One gap survived both agents: the missing webhook dispatch in folder cascade, the most ambiguous issue in the codebase. Not documented as intentional, not obviously wrong. Neither agent added it.

What this shows

Four situations. One progression.

• Greenfield: LLMs introduce implicit coupling without realizing it. Clean surface, embedded dependencies.
• Greenfield extension: LLMs navigate scattered coupling well and find all the locations. But they amplify existing patterns without questioning them. Good designs absorb change. Bad designs get worse.
• Brownfield with an additive task: LLMs don't see implicit coupling. They stack new code on top without confronting cross-file inconsistencies.
• Brownfield with a structural task: LLMs are forced to reconcile differences. Most issues surface. The agent's approach determines how many.

Implicit coupling doesn't bite when you're adding. It bites when you're restructuring.

This maps to something engineers already know intuitively: the developer who adds a feature to one file doesn't break anything. The one who refactors across files is who discovers the inconsistencies. What surprised me is how cleanly this applies to LLMs too.

Implicit coupling is not a code generation problem. It's a maintenance problem, and the type of task you assign determines whether the agent will ever run into it. Brooks distinguished between accidental complexity, the friction introduced by tools and processes, and essential complexity, which is inherent to the problem itself. In No Silver Bullet (1987), he argued that most advances in tooling attack accidental complexity while essential complexity stays put. LLMs are no exception: they reduce the accidental cost of writing code, but implicit coupling is essential complexity.
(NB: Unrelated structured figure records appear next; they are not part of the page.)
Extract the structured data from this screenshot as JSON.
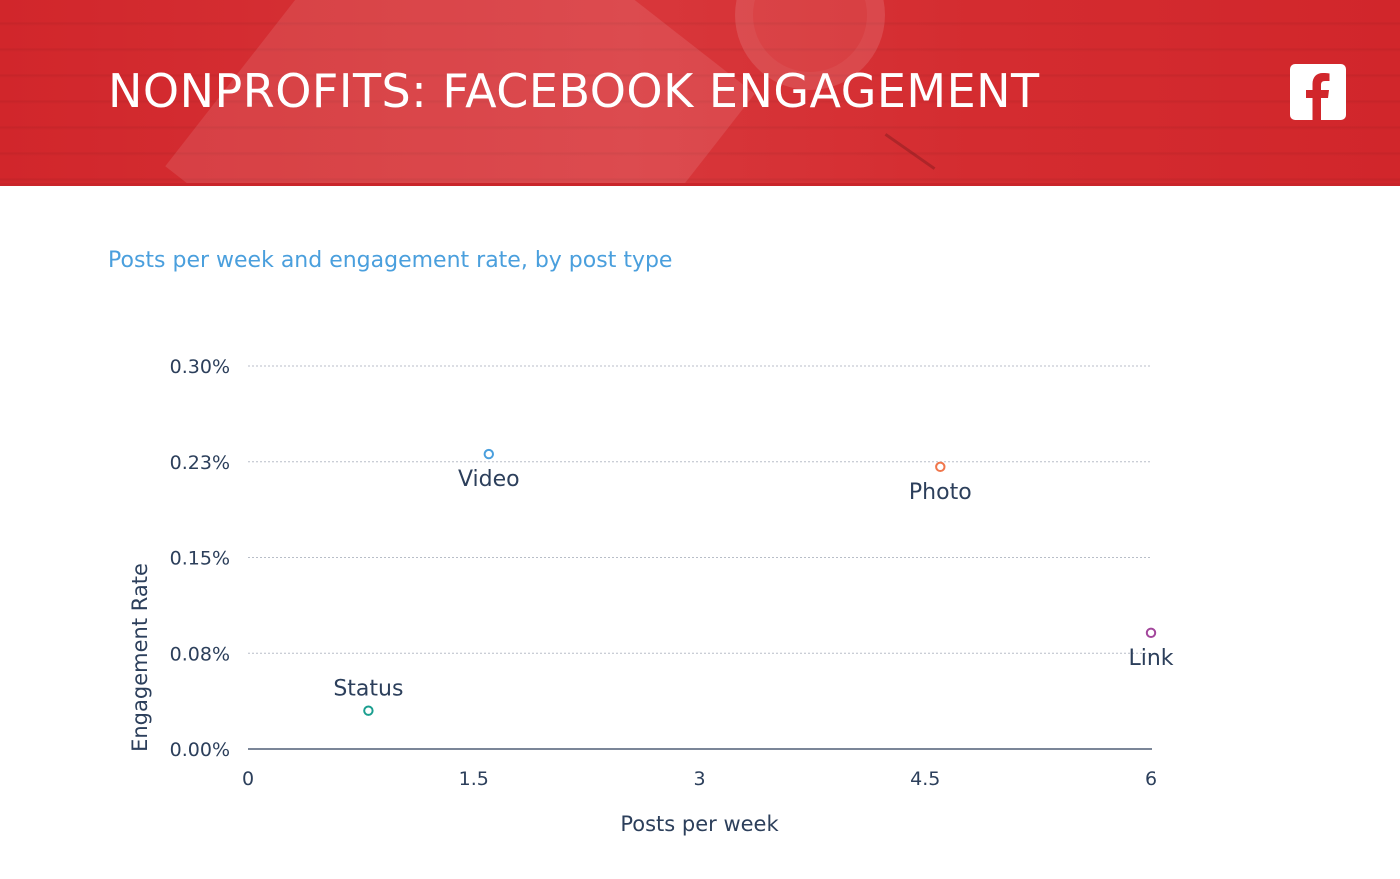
{
  "header": {
    "title": "NONPROFITS: FACEBOOK ENGAGEMENT",
    "logo_icon": "facebook-icon"
  },
  "chart_data": {
    "type": "scatter",
    "title": "",
    "subtitle": "Posts per week and engagement rate, by post type",
    "xlabel": "Posts per week",
    "ylabel": "Engagement Rate",
    "xlim": [
      0,
      6
    ],
    "ylim": [
      0,
      0.3
    ],
    "x_ticks": [
      "0",
      "1.5",
      "3",
      "4.5",
      "6"
    ],
    "y_ticks": [
      "0.00%",
      "0.08%",
      "0.15%",
      "0.23%",
      "0.30%"
    ],
    "grid": true,
    "points": [
      {
        "name": "Video",
        "x": 1.6,
        "y": 0.231,
        "color": "#4a9fdd",
        "label_position": "below"
      },
      {
        "name": "Photo",
        "x": 4.6,
        "y": 0.221,
        "color": "#f0764b",
        "label_position": "below"
      },
      {
        "name": "Link",
        "x": 6.0,
        "y": 0.091,
        "color": "#a3479c",
        "label_position": "below"
      },
      {
        "name": "Status",
        "x": 0.8,
        "y": 0.03,
        "color": "#1a9e8f",
        "label_position": "above"
      }
    ]
  },
  "colors": {
    "banner": "#d1262b",
    "subtitle": "#4a9fdd",
    "text": "#2c3f5b",
    "grid": "#b8bec8"
  }
}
Understanding that a rule scattered across four files needs to stay in sync is a problem of domain knowledge, not syntax. That's why the task shape matters: additive tasks stay in the accidental layer, structural tasks force the essential one.

Limitations

One run per agent is not statistically significant. Temperature, context window state, and random variation all affect the output. "Claude is better than Codex" is not the conclusion. Task type matters more than agent choice.
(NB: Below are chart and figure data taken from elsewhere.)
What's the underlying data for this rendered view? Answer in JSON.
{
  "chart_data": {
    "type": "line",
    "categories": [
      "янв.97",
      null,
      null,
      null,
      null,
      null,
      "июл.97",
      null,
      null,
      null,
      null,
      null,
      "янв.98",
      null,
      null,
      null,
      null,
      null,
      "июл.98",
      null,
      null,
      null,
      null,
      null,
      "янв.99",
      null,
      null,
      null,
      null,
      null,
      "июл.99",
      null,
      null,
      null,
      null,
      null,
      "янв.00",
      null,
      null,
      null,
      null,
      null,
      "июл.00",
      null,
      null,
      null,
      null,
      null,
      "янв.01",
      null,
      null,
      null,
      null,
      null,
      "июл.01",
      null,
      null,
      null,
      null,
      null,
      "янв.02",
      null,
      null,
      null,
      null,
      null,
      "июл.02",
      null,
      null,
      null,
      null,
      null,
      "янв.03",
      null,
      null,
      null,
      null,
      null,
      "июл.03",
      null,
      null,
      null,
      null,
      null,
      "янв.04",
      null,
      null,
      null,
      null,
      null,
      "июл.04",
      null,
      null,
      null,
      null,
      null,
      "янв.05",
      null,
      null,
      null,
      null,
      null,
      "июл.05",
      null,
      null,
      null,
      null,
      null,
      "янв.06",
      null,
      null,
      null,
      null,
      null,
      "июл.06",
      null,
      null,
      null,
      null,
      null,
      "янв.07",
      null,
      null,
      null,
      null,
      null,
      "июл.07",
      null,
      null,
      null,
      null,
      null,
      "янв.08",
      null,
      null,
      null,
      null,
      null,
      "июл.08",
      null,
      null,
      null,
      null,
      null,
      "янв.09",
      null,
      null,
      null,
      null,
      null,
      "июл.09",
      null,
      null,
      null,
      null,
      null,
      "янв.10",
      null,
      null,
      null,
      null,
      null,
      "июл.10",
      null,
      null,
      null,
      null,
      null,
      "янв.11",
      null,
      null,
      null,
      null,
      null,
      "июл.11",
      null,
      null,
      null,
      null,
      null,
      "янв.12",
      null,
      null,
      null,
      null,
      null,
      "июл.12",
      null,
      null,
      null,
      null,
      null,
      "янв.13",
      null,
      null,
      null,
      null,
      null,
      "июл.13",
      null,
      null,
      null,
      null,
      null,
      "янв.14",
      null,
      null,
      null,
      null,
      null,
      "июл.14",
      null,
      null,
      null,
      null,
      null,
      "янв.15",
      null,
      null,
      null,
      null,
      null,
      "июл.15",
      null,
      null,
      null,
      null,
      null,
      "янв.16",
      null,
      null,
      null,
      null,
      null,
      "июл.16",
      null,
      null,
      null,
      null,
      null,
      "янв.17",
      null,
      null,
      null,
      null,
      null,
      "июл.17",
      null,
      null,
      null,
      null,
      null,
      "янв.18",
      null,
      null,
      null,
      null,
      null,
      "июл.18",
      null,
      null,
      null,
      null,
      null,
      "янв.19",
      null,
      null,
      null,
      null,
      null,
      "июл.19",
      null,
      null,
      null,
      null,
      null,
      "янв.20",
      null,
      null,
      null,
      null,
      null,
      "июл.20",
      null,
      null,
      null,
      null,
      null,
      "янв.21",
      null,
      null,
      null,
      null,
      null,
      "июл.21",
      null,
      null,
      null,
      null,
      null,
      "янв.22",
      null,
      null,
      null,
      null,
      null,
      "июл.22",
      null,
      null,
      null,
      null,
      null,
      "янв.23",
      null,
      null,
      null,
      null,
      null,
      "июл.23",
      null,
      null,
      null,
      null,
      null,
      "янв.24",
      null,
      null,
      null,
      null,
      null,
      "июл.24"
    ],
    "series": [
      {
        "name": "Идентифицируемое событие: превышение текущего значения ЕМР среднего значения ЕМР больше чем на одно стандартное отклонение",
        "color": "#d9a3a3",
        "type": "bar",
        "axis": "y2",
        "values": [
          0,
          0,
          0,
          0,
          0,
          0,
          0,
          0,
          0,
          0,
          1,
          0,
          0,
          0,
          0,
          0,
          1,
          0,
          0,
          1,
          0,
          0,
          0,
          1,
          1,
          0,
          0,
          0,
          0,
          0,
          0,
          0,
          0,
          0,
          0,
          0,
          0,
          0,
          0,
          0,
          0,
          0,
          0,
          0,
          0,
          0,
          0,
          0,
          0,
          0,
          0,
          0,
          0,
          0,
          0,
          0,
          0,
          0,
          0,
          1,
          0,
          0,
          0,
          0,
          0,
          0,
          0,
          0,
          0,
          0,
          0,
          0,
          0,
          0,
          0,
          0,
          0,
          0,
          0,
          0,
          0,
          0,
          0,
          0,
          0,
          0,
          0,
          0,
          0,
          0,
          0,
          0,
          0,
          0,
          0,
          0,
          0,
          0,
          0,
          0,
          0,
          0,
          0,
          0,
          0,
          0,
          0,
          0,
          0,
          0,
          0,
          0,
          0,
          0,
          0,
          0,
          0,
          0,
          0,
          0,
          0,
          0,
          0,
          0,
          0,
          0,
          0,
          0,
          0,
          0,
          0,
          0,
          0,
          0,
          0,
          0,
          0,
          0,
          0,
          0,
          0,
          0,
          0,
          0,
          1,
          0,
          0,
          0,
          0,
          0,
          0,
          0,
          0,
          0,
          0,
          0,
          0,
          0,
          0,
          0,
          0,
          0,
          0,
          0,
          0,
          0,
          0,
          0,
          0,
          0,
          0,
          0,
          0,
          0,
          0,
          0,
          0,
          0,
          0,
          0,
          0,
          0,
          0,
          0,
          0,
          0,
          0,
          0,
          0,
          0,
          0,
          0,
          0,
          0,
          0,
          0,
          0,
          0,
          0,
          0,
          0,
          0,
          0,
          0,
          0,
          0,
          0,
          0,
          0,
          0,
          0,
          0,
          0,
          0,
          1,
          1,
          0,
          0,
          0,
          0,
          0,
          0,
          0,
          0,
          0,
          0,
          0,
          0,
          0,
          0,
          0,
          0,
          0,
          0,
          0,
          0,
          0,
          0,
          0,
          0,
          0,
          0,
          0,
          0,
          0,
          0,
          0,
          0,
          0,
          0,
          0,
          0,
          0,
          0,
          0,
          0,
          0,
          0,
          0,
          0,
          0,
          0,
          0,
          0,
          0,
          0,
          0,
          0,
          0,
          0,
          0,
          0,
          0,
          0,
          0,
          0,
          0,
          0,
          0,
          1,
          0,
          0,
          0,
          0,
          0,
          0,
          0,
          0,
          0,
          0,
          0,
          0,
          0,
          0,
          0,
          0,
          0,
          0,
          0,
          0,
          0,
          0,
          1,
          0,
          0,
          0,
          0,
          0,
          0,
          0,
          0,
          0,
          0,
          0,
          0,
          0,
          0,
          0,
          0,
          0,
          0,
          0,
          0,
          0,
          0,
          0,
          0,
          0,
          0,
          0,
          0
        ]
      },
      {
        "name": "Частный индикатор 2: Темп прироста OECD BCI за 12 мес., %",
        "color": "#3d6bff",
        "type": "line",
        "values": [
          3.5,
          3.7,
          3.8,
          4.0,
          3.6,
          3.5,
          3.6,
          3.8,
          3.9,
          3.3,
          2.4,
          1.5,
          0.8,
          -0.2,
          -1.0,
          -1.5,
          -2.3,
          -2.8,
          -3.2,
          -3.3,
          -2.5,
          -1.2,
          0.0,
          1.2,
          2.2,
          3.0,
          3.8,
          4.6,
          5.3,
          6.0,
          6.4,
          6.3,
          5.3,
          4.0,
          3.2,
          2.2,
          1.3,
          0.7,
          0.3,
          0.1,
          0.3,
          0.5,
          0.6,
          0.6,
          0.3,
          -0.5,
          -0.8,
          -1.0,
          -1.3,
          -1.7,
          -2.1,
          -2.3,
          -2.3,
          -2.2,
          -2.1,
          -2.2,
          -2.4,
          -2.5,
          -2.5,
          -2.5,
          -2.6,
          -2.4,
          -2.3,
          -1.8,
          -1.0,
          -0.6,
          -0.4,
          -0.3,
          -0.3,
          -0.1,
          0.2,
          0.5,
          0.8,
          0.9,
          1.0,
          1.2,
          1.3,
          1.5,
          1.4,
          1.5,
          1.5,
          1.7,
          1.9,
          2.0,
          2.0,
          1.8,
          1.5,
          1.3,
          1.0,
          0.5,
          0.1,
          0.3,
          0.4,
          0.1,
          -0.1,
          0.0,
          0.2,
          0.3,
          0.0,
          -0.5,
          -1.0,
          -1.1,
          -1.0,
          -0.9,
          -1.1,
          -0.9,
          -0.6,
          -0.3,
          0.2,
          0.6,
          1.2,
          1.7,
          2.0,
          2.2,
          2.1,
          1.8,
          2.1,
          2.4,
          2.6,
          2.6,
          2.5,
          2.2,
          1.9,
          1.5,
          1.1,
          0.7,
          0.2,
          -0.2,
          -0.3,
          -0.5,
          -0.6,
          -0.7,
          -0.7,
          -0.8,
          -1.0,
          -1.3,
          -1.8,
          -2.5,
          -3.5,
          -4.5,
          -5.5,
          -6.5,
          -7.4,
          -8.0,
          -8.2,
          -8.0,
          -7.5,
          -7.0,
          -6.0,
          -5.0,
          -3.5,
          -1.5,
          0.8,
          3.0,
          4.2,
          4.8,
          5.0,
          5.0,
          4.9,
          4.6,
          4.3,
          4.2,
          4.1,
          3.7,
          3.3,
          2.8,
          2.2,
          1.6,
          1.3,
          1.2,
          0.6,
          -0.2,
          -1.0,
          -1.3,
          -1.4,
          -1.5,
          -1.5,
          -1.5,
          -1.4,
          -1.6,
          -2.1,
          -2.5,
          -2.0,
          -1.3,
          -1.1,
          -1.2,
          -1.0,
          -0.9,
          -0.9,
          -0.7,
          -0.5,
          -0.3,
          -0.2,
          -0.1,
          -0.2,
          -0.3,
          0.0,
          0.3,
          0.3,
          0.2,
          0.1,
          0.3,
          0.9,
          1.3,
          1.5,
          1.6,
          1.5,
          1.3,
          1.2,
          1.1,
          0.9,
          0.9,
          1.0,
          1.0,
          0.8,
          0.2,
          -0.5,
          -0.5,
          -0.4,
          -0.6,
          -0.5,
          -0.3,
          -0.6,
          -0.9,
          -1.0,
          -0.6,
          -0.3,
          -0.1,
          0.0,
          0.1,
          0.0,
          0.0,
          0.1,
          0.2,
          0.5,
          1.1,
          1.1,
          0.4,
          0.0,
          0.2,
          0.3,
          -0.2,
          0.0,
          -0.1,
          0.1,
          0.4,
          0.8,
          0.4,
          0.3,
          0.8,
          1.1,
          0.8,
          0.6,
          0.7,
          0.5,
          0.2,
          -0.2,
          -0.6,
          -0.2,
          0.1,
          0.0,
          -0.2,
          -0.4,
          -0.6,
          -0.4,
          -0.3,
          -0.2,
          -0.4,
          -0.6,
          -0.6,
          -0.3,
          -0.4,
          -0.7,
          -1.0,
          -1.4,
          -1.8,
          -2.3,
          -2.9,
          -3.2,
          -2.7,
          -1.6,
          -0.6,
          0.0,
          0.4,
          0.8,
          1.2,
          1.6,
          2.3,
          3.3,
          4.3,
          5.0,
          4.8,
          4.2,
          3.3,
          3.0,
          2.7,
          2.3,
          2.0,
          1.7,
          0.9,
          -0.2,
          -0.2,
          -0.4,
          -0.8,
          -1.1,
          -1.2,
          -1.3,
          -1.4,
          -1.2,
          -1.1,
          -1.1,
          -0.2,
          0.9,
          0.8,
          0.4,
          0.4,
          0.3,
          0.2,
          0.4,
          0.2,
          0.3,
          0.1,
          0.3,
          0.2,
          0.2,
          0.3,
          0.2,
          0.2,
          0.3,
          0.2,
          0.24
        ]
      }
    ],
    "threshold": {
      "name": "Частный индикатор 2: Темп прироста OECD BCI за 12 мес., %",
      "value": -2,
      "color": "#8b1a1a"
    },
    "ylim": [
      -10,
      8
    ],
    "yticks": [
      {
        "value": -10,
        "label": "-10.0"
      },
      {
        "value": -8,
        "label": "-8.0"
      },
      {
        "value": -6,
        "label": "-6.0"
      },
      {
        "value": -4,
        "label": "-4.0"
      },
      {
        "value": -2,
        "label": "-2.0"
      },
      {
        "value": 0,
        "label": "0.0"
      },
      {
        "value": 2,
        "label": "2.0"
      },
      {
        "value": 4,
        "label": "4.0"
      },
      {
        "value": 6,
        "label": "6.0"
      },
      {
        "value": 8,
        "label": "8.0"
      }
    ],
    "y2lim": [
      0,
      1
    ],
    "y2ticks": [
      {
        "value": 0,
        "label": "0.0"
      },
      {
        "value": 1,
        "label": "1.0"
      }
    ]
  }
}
The codebase was built with these issues on purpose. Real brownfield code has subtler, more distributed coupling. Both agents had the entire codebase in context (about 600 lines). Real systems are orders of magnitude larger.
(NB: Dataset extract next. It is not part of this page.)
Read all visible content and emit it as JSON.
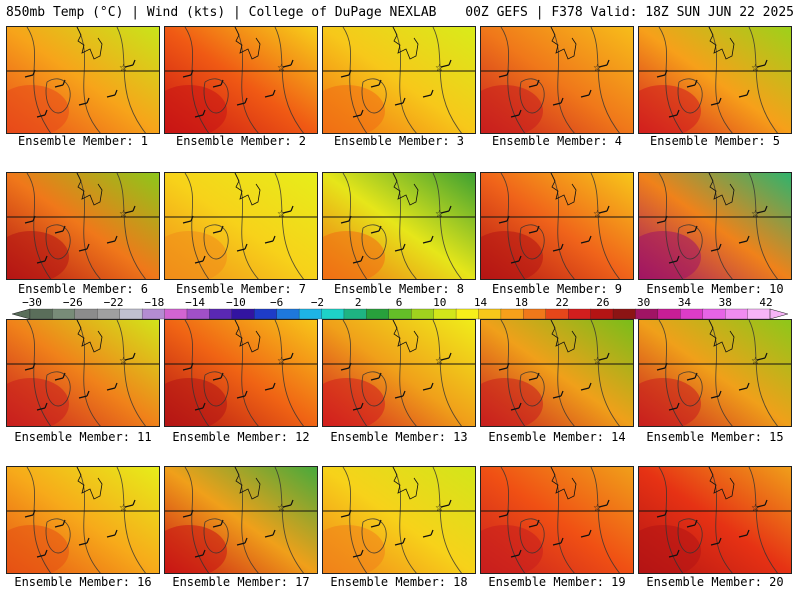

What the experiment does show: the same agent, on the same codebase, produces fundamentally different results depending on whether you ask it to add something or restructure something.

Does the LLM treat the codebase as truth, or as evidence? Codex leaned toward truth. Claude leaned toward evidence.

The full codebase, agent outputs, prompts, ground truth, and evaluation guide are in the public repo. Each experiment has its own folder on main. You can inspect every output directly.

Kravchuk-Kirilyuk, Graciolli, and Amin make a related argument in The Modular Imperative (LMPL '25, ACM SIGPLAN): LLMs optimize for immediate correctness over architectural integrity, producing code that looks modular on the surface but violates it through hidden dependencies. This experiment is one data point in the same direction.